EU quotas for Netflix widely criticised

On-demand digital services like Netflix and Amazon face a call that at least 20 per cent of the catalogues they offer to EU subscribers should be made in Europe.

By Martin Banks

Martin Banks is a senior reporter at the Parliament Magazine

25 May 2016

The European Commission has also proposed that the programming must be given "good visibility". 

A raft of proposals unveiled on Wednesday mean that the new wave of digital and on-demand and streaming services would have to adhere to the same, or similar, commitments that traditional TV broadcasters are forced to follow in Europe.

Currently, European TV broadcasters invest about 20 per cent of their revenues in original content and on demand providers less than one per cent.


The Commission wants TV broadcasters to continue to dedicate at least half of viewing time to European works and will oblige on demand providers to ensure that they have at least a 20 per cent share of European content in their catalogues.

"These percentages are not going to represent a major effort," said Günther Oettinger, the Commissioner responsible for Europe's digital single market. "We are providing a certain degree of security for the European film industry."

The German official told a news conference in Brussels said the proposal would have a "positive impact on cultural diversity and bring more opportunities for European creators."

He added, "This is also all about trying to create a European identity."

"The way we watch TV or videos may change, but our values don't," he added.

But Paul Nuttall, UKIP deputy leader, criticised the quota system, telling this website, "This is just regulation for regulation's sake.
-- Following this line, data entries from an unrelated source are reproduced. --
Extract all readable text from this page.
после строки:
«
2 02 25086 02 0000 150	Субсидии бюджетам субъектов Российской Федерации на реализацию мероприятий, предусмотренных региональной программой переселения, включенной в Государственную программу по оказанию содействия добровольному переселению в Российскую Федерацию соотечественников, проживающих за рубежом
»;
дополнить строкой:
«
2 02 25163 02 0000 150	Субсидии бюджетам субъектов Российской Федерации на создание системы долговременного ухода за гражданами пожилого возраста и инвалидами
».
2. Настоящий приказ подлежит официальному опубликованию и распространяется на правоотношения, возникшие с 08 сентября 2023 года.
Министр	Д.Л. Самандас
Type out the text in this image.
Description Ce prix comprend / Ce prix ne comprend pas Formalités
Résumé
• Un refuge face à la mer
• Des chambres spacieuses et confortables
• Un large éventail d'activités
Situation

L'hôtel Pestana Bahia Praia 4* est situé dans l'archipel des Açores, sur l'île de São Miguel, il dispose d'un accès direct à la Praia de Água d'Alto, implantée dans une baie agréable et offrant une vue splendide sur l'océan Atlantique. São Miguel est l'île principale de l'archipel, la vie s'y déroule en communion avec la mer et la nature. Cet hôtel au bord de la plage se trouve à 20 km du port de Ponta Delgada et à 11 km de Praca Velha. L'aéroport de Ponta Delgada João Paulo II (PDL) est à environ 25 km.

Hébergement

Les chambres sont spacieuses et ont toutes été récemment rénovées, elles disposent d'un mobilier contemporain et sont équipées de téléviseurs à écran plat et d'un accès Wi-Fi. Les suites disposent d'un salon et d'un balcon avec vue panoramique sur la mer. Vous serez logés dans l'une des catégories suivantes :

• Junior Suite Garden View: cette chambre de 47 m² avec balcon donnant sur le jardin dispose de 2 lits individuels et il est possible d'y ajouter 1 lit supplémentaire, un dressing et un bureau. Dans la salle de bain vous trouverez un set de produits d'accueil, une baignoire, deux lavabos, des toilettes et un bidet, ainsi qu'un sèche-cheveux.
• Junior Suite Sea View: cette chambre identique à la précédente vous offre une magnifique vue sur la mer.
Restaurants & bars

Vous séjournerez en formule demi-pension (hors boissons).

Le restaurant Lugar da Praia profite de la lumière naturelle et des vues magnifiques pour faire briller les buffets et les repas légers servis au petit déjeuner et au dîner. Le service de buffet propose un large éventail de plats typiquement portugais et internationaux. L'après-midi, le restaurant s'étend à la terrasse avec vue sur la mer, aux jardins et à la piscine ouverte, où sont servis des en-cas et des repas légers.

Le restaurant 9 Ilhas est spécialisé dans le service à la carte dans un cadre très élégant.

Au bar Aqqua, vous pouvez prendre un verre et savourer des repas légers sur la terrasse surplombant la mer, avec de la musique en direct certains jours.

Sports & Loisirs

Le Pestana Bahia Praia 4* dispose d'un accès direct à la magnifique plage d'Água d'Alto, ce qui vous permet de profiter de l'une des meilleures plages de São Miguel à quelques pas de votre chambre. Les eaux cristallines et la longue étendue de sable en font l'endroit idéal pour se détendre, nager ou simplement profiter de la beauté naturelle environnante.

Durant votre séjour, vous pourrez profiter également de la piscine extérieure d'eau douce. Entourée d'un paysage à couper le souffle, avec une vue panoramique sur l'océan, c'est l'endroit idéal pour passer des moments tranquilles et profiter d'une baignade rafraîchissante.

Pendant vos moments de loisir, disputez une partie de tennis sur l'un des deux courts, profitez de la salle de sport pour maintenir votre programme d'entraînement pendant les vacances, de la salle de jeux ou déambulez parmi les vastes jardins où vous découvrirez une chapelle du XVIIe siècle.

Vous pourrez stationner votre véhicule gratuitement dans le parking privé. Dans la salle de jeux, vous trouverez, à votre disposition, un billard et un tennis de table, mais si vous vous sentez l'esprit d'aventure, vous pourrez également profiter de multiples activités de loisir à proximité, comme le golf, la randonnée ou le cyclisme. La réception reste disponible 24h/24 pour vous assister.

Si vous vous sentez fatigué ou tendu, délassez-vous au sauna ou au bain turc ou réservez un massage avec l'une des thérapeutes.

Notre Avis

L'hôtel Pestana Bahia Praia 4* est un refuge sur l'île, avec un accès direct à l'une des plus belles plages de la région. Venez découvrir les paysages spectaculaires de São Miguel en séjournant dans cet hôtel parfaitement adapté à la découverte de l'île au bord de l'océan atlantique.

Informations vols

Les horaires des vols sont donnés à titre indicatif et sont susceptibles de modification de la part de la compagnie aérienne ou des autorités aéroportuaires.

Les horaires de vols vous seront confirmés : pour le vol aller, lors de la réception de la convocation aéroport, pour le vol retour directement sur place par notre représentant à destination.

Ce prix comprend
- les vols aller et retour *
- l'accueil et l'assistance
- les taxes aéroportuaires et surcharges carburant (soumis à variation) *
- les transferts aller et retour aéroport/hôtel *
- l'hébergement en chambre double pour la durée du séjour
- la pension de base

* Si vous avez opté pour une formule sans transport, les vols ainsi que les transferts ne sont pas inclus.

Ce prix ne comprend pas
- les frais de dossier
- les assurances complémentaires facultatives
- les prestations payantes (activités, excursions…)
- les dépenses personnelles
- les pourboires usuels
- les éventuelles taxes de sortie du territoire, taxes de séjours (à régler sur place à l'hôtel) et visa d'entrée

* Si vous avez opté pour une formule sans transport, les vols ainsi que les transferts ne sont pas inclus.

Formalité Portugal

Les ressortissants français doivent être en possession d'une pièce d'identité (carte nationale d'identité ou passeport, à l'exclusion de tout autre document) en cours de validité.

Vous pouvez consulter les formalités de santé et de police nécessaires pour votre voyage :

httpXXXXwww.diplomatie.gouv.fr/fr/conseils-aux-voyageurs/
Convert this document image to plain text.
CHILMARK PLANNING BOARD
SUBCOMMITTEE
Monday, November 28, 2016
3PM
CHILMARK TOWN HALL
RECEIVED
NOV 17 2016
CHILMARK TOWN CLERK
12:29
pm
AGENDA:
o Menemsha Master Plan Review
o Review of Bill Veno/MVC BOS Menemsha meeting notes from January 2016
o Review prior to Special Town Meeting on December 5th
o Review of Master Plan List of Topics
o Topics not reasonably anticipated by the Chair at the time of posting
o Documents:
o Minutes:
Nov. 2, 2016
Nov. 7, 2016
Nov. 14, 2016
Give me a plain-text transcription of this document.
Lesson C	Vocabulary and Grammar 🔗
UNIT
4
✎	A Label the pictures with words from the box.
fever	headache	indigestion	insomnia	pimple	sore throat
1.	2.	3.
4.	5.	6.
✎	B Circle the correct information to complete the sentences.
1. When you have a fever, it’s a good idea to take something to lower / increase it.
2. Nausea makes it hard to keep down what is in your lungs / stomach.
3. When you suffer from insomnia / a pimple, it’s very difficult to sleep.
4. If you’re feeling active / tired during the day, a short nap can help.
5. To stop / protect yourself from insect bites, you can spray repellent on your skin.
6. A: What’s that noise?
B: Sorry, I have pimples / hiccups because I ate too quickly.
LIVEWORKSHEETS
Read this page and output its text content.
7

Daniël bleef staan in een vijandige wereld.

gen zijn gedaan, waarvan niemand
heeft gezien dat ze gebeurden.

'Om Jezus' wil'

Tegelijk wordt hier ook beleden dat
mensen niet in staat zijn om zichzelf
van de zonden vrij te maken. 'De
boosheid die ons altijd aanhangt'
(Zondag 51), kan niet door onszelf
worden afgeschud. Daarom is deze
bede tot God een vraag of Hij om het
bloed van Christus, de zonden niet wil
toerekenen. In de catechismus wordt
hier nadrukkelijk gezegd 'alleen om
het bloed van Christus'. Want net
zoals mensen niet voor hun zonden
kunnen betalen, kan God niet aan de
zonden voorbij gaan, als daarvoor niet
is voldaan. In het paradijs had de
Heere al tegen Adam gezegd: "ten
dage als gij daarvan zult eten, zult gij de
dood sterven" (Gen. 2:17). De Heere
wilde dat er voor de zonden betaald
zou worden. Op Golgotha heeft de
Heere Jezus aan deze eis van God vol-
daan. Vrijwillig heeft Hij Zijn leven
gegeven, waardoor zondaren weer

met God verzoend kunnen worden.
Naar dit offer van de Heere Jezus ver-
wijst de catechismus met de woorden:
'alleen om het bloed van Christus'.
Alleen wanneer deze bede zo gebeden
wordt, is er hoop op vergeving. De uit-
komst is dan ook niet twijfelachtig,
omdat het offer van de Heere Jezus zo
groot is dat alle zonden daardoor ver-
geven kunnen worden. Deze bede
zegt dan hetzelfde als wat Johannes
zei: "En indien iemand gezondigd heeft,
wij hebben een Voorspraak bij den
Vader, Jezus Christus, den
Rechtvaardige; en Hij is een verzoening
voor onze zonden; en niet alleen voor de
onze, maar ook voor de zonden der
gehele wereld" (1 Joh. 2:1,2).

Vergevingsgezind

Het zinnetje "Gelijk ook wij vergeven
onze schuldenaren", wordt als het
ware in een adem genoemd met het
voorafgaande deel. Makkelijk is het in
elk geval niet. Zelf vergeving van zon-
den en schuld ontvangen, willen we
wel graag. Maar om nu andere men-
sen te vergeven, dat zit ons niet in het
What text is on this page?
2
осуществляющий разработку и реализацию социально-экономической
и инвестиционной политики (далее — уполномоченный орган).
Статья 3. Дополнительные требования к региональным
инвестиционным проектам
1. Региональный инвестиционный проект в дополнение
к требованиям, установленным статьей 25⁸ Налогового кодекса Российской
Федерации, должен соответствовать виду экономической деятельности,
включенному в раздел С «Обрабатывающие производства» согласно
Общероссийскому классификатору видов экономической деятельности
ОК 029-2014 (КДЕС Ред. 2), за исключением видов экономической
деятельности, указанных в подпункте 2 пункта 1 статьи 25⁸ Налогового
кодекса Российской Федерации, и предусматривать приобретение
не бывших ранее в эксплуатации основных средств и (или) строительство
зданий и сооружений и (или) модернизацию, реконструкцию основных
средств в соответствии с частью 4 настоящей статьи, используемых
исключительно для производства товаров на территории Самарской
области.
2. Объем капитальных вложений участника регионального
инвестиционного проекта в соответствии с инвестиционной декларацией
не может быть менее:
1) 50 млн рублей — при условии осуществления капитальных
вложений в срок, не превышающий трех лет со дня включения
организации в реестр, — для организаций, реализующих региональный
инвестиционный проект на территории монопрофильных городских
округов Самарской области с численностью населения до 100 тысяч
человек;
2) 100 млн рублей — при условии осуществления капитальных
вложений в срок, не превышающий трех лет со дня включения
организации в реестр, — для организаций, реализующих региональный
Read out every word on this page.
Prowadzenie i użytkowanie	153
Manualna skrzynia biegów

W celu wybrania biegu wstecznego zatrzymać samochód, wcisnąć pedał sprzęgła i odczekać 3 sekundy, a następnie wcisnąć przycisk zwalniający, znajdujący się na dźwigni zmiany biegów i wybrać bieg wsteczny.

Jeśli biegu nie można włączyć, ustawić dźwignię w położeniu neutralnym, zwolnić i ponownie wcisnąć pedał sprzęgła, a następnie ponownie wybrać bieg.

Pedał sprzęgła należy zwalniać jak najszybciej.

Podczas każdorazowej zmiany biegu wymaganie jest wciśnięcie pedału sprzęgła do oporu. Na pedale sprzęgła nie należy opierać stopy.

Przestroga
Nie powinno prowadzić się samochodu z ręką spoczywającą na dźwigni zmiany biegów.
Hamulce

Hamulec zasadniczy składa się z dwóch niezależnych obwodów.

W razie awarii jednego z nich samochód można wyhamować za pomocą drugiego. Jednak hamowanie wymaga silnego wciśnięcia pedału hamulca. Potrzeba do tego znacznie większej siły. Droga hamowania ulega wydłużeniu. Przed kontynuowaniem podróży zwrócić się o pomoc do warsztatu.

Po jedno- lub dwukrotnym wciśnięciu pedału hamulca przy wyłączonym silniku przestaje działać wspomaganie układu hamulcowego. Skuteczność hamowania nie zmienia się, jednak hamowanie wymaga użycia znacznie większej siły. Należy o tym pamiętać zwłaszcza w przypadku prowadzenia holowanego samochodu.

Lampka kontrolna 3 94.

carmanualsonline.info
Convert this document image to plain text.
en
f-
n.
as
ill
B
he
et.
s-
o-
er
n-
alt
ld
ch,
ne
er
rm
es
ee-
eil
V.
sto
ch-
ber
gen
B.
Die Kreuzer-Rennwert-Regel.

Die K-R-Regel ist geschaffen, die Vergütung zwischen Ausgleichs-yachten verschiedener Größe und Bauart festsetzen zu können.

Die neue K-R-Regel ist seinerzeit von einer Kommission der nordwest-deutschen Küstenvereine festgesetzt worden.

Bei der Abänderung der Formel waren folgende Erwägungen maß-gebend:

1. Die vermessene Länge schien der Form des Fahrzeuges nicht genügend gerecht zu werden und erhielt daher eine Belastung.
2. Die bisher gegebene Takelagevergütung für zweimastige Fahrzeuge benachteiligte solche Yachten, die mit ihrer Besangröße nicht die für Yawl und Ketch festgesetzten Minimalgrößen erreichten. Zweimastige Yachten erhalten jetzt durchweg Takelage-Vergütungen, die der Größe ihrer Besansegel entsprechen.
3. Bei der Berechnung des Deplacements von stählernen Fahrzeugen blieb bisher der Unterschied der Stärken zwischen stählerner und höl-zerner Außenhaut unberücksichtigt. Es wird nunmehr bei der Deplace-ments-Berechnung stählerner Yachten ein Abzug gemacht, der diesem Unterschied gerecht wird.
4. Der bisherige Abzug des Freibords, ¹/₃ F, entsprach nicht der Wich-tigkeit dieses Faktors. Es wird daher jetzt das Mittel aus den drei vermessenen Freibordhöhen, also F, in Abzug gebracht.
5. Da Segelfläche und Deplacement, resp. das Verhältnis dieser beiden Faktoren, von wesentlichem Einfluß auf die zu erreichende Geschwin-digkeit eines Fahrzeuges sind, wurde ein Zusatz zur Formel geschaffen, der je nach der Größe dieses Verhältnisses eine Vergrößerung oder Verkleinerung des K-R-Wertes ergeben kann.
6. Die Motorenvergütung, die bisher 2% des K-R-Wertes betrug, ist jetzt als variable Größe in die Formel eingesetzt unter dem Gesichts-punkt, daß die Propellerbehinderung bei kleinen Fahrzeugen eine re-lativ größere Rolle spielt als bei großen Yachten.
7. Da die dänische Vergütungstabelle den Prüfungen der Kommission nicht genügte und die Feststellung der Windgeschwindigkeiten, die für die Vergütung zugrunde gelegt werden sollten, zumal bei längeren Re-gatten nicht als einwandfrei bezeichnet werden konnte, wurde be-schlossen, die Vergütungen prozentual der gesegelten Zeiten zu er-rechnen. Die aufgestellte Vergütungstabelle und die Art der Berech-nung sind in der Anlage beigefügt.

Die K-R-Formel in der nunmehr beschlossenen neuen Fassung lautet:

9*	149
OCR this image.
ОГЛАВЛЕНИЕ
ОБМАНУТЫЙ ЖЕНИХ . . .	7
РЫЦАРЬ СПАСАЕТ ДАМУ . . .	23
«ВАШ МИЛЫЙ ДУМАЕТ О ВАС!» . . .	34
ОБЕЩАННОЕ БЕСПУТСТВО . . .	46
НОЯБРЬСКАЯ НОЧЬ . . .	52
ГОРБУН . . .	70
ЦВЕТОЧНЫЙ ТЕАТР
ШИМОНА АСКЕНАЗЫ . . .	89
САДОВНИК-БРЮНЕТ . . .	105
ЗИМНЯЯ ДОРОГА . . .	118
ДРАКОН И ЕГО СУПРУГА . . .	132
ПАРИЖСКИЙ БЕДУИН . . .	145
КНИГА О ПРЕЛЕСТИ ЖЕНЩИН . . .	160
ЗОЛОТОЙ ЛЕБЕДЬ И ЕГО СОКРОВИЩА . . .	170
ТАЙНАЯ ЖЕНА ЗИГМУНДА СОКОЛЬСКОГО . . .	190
Netflix themselves have said that they are pushing more and more 'home-grown' material without this regulation so why on earth is the EU getting involved?"

"Millions of British people have managed to enjoy Netflix and other streaming services perfectly well up until now and I'm sure the percentage of 'European content' will matter very little to people wanting to relax after work and enjoy some television, European or otherwise." 

For television, the new proposals would boost the powers of audiovisual regulators, making sure they are independent from government and industry, and give broadcasters new flexibility in the way they screen advertising.

The Commission says there are cultural benefits to the move, which would affect Netflix and Amazon Prime Video.

Fighting the dominance of Hollywood is a major priority for France, which has for years subsidised its own national film industry through a special tax on privately owned broadcasters that rely heavily on US-made content.

In addition, the EU hopes to tax US web streamers in order to help fund European movies and TV shows.

According to a study provided by the Commission, Netflix already devote 21 per cent of their film catalogue to content from the EU.

The call for quotas is part of a proposed update to the EU's audiovisual media services directive. 

Other measures include a requirement that video-sharing platforms including YouTube adopt "better" measures to protect minors from violent content and people of all ages from clips that act as an incitement to hatred.

The proposals also include a call for the creation of new symbols or phrases that would warn viewers of potentially harmful video content - such as bad language, sex or drugs - that would be used across the EU by both broadcasters and internet-based platforms

The Commission also says TV broadcasters should have more flexibility as to when they show adverts.

It is the demand for quotas, though, that has attracted most reaction.

Alice Enders, from the media consultancy Enders Analysis, said the decision to table the proposals was "driven by the core problem that the EU identified 40 years ago, that the Hollywood studios and other US producers dominate global box office and broadcasting because they have scale that cannot be achieved in a fragmented EU."

"It does send out an important signal to Netflix and others.

"But let's face it, the online services could meet the 20 per cent quota by loading up themselves with lots of rubbish French, Italian, Spanish and whatever content. 

"Or they could simply remove some of their lesser-watched non-EU material."

The quota plan is not popular in the industry and was immediately criticised by some.

"Cultural quotas are outdated and unnecessary - video-on-demand providers are already investing heavily into European local content," said James Waterworth, Vice President of Europe operations for CCIA, the computer and internet industry association.

Netflix has said it is against quotas or making contributions to film subsidies, instead putting a priority on developing its own content, including in Europe.

Netflix said it already devotes more than a fifth of its catalogue to European content.